Abstract

Thyroid hormones are essential for normal development, growth and differentiation of numerous tissues, and metabolic regulation. Structurally, they are unique because they contain iodine. Their synthesis in thyroid follicles thus requires a sufficient nutritional iodide intake, transport into the thyroid cells, and efflux into the follicular lumen where the actual biosynthesis occurs. Historically, Pendred syndrome has been defined by the triad of sensorineural deafness/hearing impairment in combination with goiter and an abnormal organification of iodide. After the identification of the molecular basis of Pendred syndrome, which is caused by biallelic mutations in the SLC26A4/PDS gene, functional studies revealed that pendrin is a multifunctional anion exchanger with affinity, among others, for chloride, iodide, and bicarbonate.

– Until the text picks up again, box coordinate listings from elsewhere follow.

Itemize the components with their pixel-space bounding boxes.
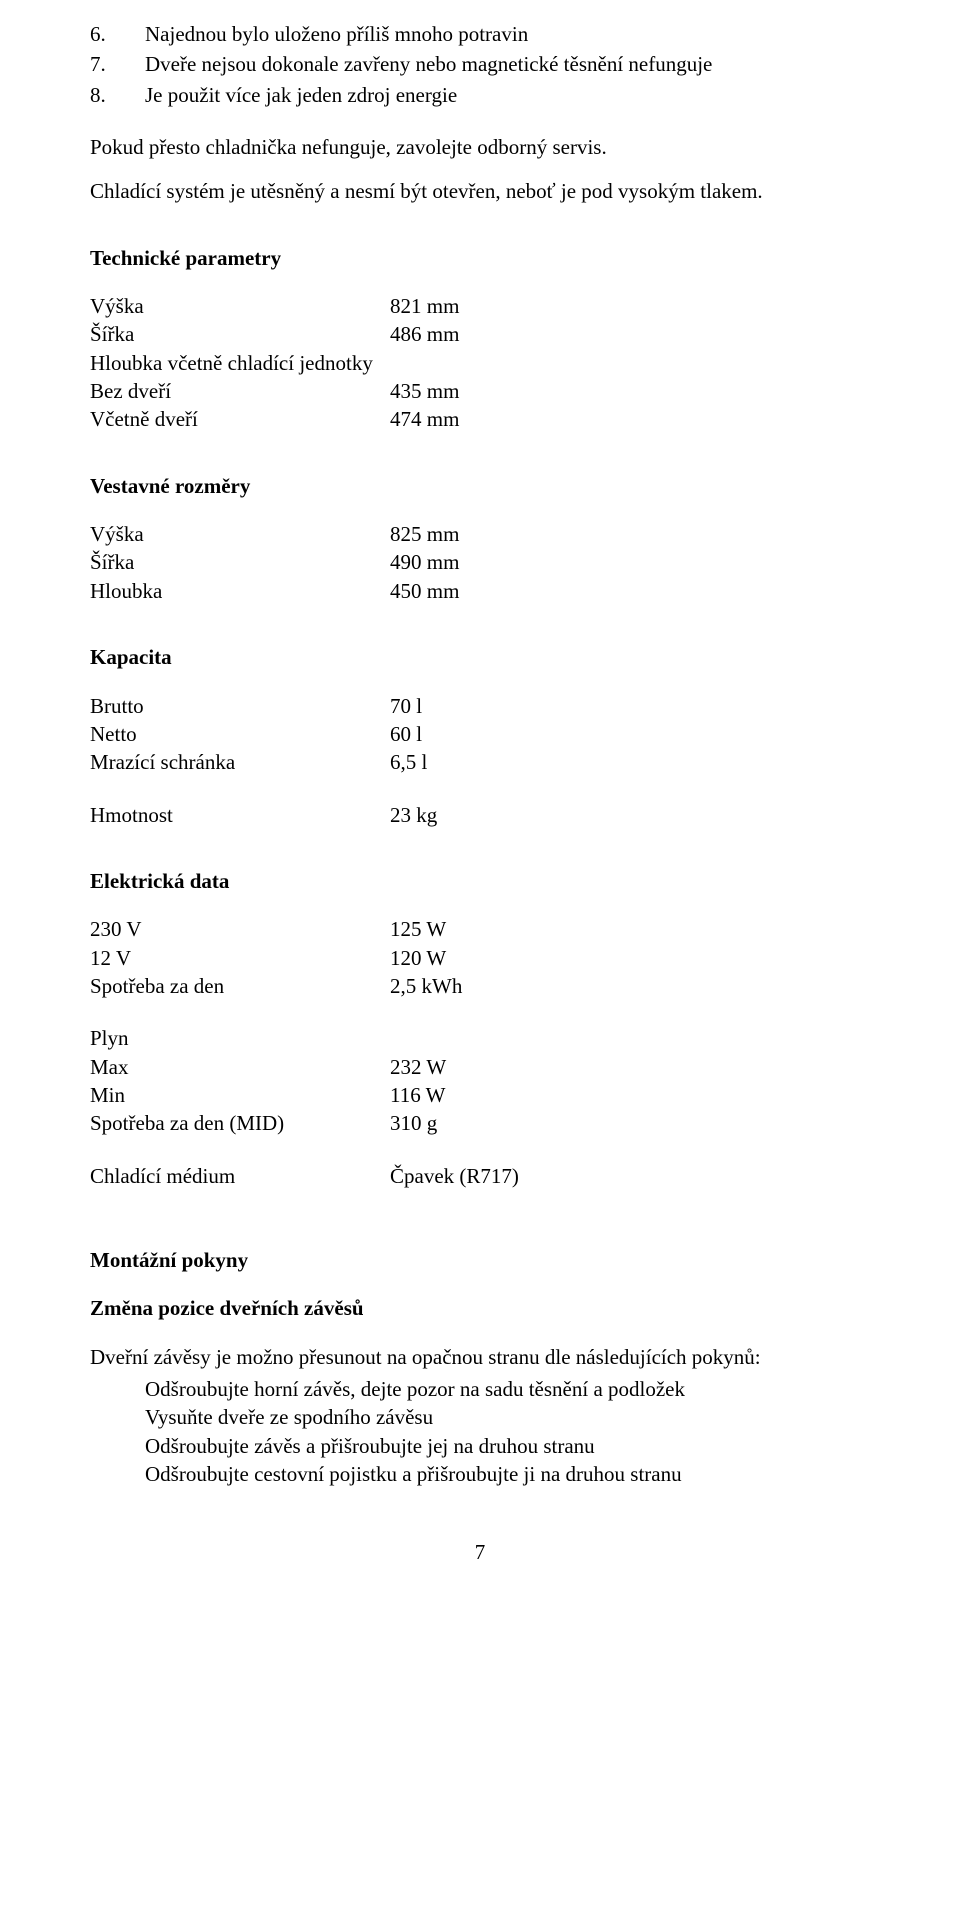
table-row: Hmotnost 23 kg: [90, 801, 870, 829]
list-text: Najednou bylo uloženo příliš mnoho potra…: [145, 20, 870, 48]
list-item: 8. Je použit více jak jeden zdroj energi…: [90, 81, 870, 109]
row-value: 120 W: [390, 944, 870, 972]
table-row: Chladící médium Čpavek (R717): [90, 1162, 870, 1190]
section-title-elek: Elektrická data: [90, 867, 870, 895]
row-value: 70 l: [390, 692, 870, 720]
bullet-item: Odšroubujte cestovní pojistku a přišroub…: [90, 1460, 870, 1488]
table-row: Plyn: [90, 1024, 870, 1052]
row-label: Bez dveří: [90, 377, 390, 405]
page-number: 7: [90, 1538, 870, 1566]
row-label: Mrazící schránka: [90, 748, 390, 776]
table-row: Včetně dveří 474 mm: [90, 405, 870, 433]
table-row: Netto 60 l: [90, 720, 870, 748]
row-value: 2,5 kWh: [390, 972, 870, 1000]
row-label: Min: [90, 1081, 390, 1109]
list-item: 6. Najednou bylo uloženo příliš mnoho po…: [90, 20, 870, 48]
section-title-vest: Vestavné rozměry: [90, 472, 870, 500]
row-value: 232 W: [390, 1053, 870, 1081]
row-value: 821 mm: [390, 292, 870, 320]
list-item: 7. Dveře nejsou dokonale zavřeny nebo ma…: [90, 50, 870, 78]
table-row: Max 232 W: [90, 1053, 870, 1081]
row-value: 60 l: [390, 720, 870, 748]
elek-table-1: 230 V 125 W 12 V 120 W Spotřeba za den 2…: [90, 915, 870, 1000]
vest-table: Výška 825 mm Šířka 490 mm Hloubka 450 mm: [90, 520, 870, 605]
bullet-item: Odšroubujte horní závěs, dejte pozor na …: [90, 1375, 870, 1403]
kapacita-table: Brutto 70 l Netto 60 l Mrazící schránka …: [90, 692, 870, 777]
row-value: 486 mm: [390, 320, 870, 348]
table-row: Bez dveří 435 mm: [90, 377, 870, 405]
list-text: Je použit více jak jeden zdroj energie: [145, 81, 870, 109]
table-row: Šířka 486 mm: [90, 320, 870, 348]
list-number: 8.: [90, 81, 145, 109]
row-label: Hmotnost: [90, 801, 390, 829]
table-row: Mrazící schránka 6,5 l: [90, 748, 870, 776]
row-value: 125 W: [390, 915, 870, 943]
row-value: [390, 1024, 870, 1052]
table-row: Spotřeba za den (MID) 310 g: [90, 1109, 870, 1137]
row-label: Šířka: [90, 548, 390, 576]
row-value: 310 g: [390, 1109, 870, 1137]
row-value: 450 mm: [390, 577, 870, 605]
paragraph: Pokud přesto chladnička nefunguje, zavol…: [90, 133, 870, 161]
paragraph: Chladící systém je utěsněný a nesmí být …: [90, 177, 870, 205]
row-label: Spotřeba za den: [90, 972, 390, 1000]
bullet-item: Odšroubujte závěs a přišroubujte jej na …: [90, 1432, 870, 1460]
row-value: [390, 349, 870, 377]
row-label: Spotřeba za den (MID): [90, 1109, 390, 1137]
row-label: Výška: [90, 520, 390, 548]
section-title-kapacita: Kapacita: [90, 643, 870, 671]
table-row: Výška 825 mm: [90, 520, 870, 548]
section-subtitle-mont: Změna pozice dveřních závěsů: [90, 1294, 870, 1322]
row-label: Včetně dveří: [90, 405, 390, 433]
numbered-list: 6. Najednou bylo uloženo příliš mnoho po…: [90, 20, 870, 109]
list-number: 7.: [90, 50, 145, 78]
elek-table-2: Plyn Max 232 W Min 116 W Spotřeba za den…: [90, 1024, 870, 1137]
row-label: Plyn: [90, 1024, 390, 1052]
row-value: 474 mm: [390, 405, 870, 433]
elek-table-3: Chladící médium Čpavek (R717): [90, 1162, 870, 1190]
hmotnost-table: Hmotnost 23 kg: [90, 801, 870, 829]
list-number: 6.: [90, 20, 145, 48]
row-label: 230 V: [90, 915, 390, 943]
row-value: 23 kg: [390, 801, 870, 829]
table-row: Spotřeba za den 2,5 kWh: [90, 972, 870, 1000]
table-row: 230 V 125 W: [90, 915, 870, 943]
row-value: 490 mm: [390, 548, 870, 576]
table-row: Min 116 W: [90, 1081, 870, 1109]
section-title-mont: Montážní pokyny: [90, 1246, 870, 1274]
row-label: Hloubka včetně chladící jednotky: [90, 349, 390, 377]
row-value: 6,5 l: [390, 748, 870, 776]
row-label: Brutto: [90, 692, 390, 720]
row-label: Chladící médium: [90, 1162, 390, 1190]
row-label: Výška: [90, 292, 390, 320]
table-row: Šířka 490 mm: [90, 548, 870, 576]
tech-table: Výška 821 mm Šířka 486 mm Hloubka včetně…: [90, 292, 870, 434]
row-value: 435 mm: [390, 377, 870, 405]
row-label: Netto: [90, 720, 390, 748]
table-row: Brutto 70 l: [90, 692, 870, 720]
row-value: Čpavek (R717): [390, 1162, 870, 1190]
row-value: 116 W: [390, 1081, 870, 1109]
table-row: Výška 821 mm: [90, 292, 870, 320]
row-label: Šířka: [90, 320, 390, 348]
table-row: Hloubka včetně chladící jednotky: [90, 349, 870, 377]
mont-intro: Dveřní závěsy je možno přesunout na opač…: [90, 1343, 870, 1371]
row-label: 12 V: [90, 944, 390, 972]
mont-bullets: Odšroubujte horní závěs, dejte pozor na …: [90, 1375, 870, 1488]
row-label: Hloubka: [90, 577, 390, 605]
list-text: Dveře nejsou dokonale zavřeny nebo magne…: [145, 50, 870, 78]
row-label: Max: [90, 1053, 390, 1081]
table-row: Hloubka 450 mm: [90, 577, 870, 605]
section-title-tech: Technické parametry: [90, 244, 870, 272]
row-value: 825 mm: [390, 520, 870, 548]
bullet-item: Vysuňte dveře ze spodního závěsu: [90, 1403, 870, 1431]
table-row: 12 V 120 W: [90, 944, 870, 972]
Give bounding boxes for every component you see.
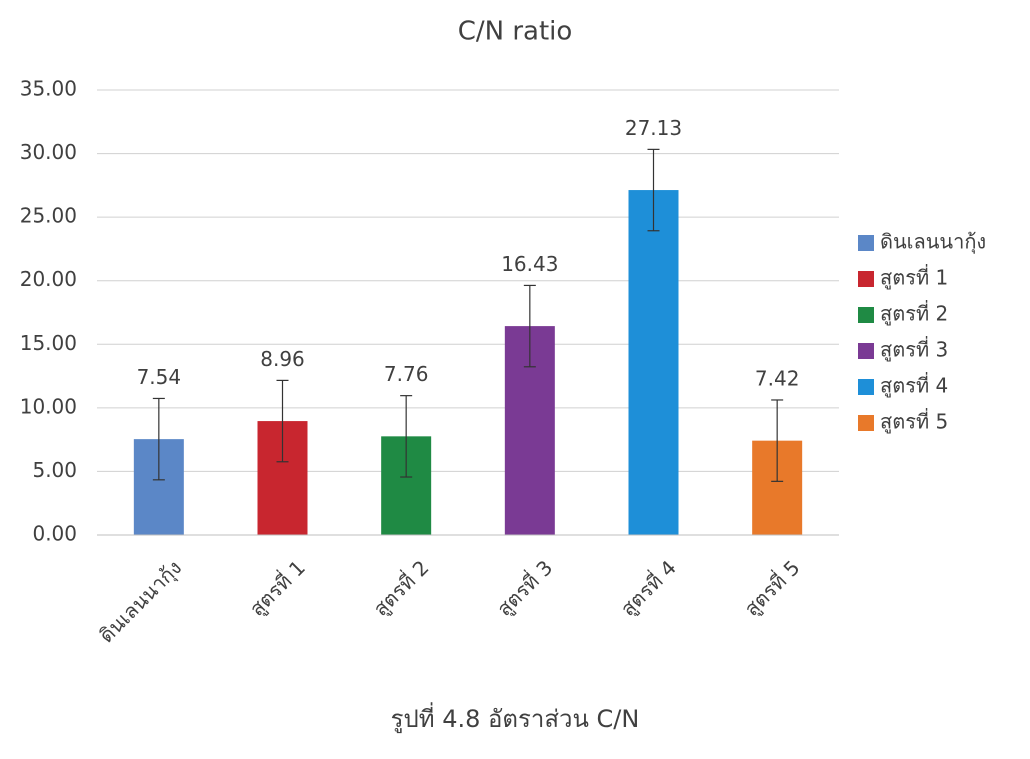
y-tick-label: 5.00 — [32, 458, 77, 482]
caption: รูปที่ 4.8 อัตราส่วน C/N — [391, 702, 640, 734]
bar — [628, 190, 679, 535]
y-tick-label: 25.00 — [20, 204, 77, 228]
y-tick-label: 15.00 — [20, 331, 77, 355]
y-tick-label: 0.00 — [32, 522, 77, 546]
data-label: 27.13 — [625, 116, 682, 140]
legend-swatch — [858, 307, 874, 323]
x-tick-label: สูตรที่ 2 — [367, 554, 434, 621]
y-tick-label: 35.00 — [20, 77, 77, 101]
legend-label: สูตรที่ 2 — [880, 300, 948, 327]
data-label: 16.43 — [501, 252, 558, 276]
x-tick-label: สูตรที่ 4 — [614, 554, 681, 621]
x-tick-label: ดินเลนนากุ้ง — [94, 555, 187, 648]
legend-swatch — [858, 379, 874, 395]
x-tick-label: สูตรที่ 3 — [491, 554, 558, 621]
x-tick-label: สูตรที่ 1 — [243, 554, 310, 621]
legend-swatch — [858, 415, 874, 431]
legend-swatch — [858, 271, 874, 287]
x-tick-label: สูตรที่ 5 — [738, 554, 805, 621]
legend-label: สูตรที่ 4 — [880, 372, 948, 399]
legend-label: สูตรที่ 5 — [880, 408, 948, 435]
data-label: 8.96 — [260, 347, 305, 371]
legend-label: สูตรที่ 3 — [880, 336, 948, 363]
data-label: 7.54 — [137, 365, 182, 389]
y-tick-label: 30.00 — [20, 140, 77, 164]
legend-swatch — [858, 235, 874, 251]
legend-label: สูตรที่ 1 — [880, 264, 948, 291]
y-tick-label: 10.00 — [20, 394, 77, 418]
data-label: 7.42 — [755, 366, 800, 390]
data-label: 7.76 — [384, 362, 429, 386]
legend-label: ดินเลนนากุ้ง — [880, 230, 986, 255]
y-tick-label: 20.00 — [20, 267, 77, 291]
legend-swatch — [858, 343, 874, 359]
chart-title: C/N ratio — [458, 17, 573, 47]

This observation, together with the demonstration of pendrin protein expression at the apical membrane of thyrocytes, led to the hypothesis that pendrin might be involved in the efflux of iodide into the follicular lumen. Several experimental observations do indeed support a potential role of pendrin in mediating iodide efflux. However, iodide efflux is also possible in the absence of pendrin, and Slc26a4 −/− knockout mice do not have a thyroidal phenotype. These findings indicate that other exchangers or channels have a redundant or perhaps predominant function. A potential candidate is anoctamin 1 (ANO1/TMEM16A), a calcium-activated anion channel. Anoctamin is also expressed at the apical membrane of thyrocytes, and it has affinity for iodide.